Arrived back at the hotel around 11.30pm not because we went to a wedding, now that might make a good yarn one day, but because we attended a sangeet.
With the body crying out for sleep starting the blog now would be foolish so if you are interested sign back in late this afternoon
Breakfast restaurant opening hour in the hotel was 8.00am and that suited us fine as Ashok had arranged a pickup for 9.00am but when we went it was obvious that there was no way service would start then and we were told to come back in 30 minutes.
We did so and sat in the restaurant for around another 10-15 minutes before we were served a very basic breakfast though the coffee wasn’t too bad.
Ashok then took us to a couple of city sights – firstly the city park which is named after a “freedom fighter” and contains a 14th century monument which is undergoing restoration and then onto a Hindu temple which sat many steps up on top of a hill.
The temperature was 37 at 9.30 and rose steadily through the morning and by late morning was at 41 degrees which is barely tolerable so after picking up Sherry’s saree and buying some bananas and mangoes from a fruit cart we went to Ashok’s house.
A bunch of around 15 bananas and 3 mangoes cost the equivalent of $3.75
Ashok cooked lunch, he is quite a dab hand in the kitchen, and as seems to be the norm a siesta type period commences as it is too hot to be out and about. The two girls don’t seem to recognise siesta time as they were all over Sherry and me, tugging at my glasses, pushing the buttons on Sherry’s watch and then playing makeshift games with our phones and the aircon remote.

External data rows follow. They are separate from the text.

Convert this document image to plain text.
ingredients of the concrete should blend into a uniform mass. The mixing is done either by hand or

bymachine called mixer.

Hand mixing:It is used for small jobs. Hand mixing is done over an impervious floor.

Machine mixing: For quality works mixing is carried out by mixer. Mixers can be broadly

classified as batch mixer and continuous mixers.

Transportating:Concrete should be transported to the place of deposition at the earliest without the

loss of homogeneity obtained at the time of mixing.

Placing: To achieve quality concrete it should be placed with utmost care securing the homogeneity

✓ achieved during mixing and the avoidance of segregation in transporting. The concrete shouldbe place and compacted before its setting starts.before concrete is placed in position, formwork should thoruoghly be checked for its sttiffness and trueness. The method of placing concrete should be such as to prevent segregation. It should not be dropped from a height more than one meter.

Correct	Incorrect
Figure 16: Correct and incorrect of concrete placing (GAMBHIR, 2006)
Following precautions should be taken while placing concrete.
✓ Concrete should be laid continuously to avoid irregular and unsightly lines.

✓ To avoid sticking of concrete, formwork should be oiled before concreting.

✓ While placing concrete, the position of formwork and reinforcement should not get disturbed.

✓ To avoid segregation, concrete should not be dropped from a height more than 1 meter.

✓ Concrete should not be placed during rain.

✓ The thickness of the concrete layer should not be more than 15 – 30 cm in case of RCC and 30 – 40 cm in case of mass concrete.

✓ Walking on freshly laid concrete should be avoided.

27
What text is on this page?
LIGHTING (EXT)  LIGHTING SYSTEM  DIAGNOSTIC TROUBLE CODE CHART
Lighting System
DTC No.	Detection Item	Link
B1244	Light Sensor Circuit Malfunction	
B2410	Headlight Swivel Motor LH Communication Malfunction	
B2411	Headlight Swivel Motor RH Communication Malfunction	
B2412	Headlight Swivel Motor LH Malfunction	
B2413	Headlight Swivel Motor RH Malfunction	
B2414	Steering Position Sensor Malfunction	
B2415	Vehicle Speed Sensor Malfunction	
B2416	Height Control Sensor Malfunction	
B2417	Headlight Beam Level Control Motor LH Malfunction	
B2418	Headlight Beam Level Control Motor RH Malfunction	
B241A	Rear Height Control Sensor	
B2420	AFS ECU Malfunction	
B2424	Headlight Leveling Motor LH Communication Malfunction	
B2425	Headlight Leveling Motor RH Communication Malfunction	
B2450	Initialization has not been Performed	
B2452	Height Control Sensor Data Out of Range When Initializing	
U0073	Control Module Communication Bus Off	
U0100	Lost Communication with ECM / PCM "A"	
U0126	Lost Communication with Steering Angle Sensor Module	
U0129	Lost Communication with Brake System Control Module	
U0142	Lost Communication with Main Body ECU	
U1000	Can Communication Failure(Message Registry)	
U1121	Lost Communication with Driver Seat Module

After mid-afternoon we decided to go for a stroll, Ashok having gone somewhere else in the village, and as we did we met up with him and went visiting the widow of another friend.
This friend was a policeman and, I think, was killed on duty on the same day that one of Ashok’s daughters was born.
There was a group of around 6 at this house and we spent quite sometime standing around in a group talking, showing photos from my phone of our family, watching the lady of the house milk a buffalo, drinking hot fresh buffalo milk and listening to banter between the folk.
The lady then came back to Ashok’s place and she, Gita and Sherry then went off to the local tailor where Sherry was measured for a blouse to go under the saree.
By this time we were very unsure of what was happening as yesterday there was the indication of going to another wedding in the evening so I asked Ashok and was told it was “cancelled” and that we were going to the sangeet for Sapna the village girl whose wedding we have come for.
We went back to the hotel to change and returned to the village where Bollywood type music was starting to blare out through an impressive piece of kit.
Sapna and her cousin were dancing as we watched from Ashok’s house before Sapna came over and urged us to join in! A sangeet is a night before the wedding where the woman get together and dance the night away so I was, thankfully, less encouraged to join in but Sherry was not afforded that luxury and was “pulled” into the centre of floor numerous times.
What started off as a group of two dancing ended up with a large group of ladies, young, old and in between, filling one of the streets in the village enjoying themselves until around 11.
Ashok and his family then returned us to the hotel to end our day which at times was somewhat stressful.
Village life is very hard, especially for the women, but the familial aspects are what makes it special.
We have been offered drinks from numerous water sources, in numerous different cups by so many folk who live in below average, by our standards at least, conditions that it will be a small miracle if we don’t get the dreaded Delhi belly!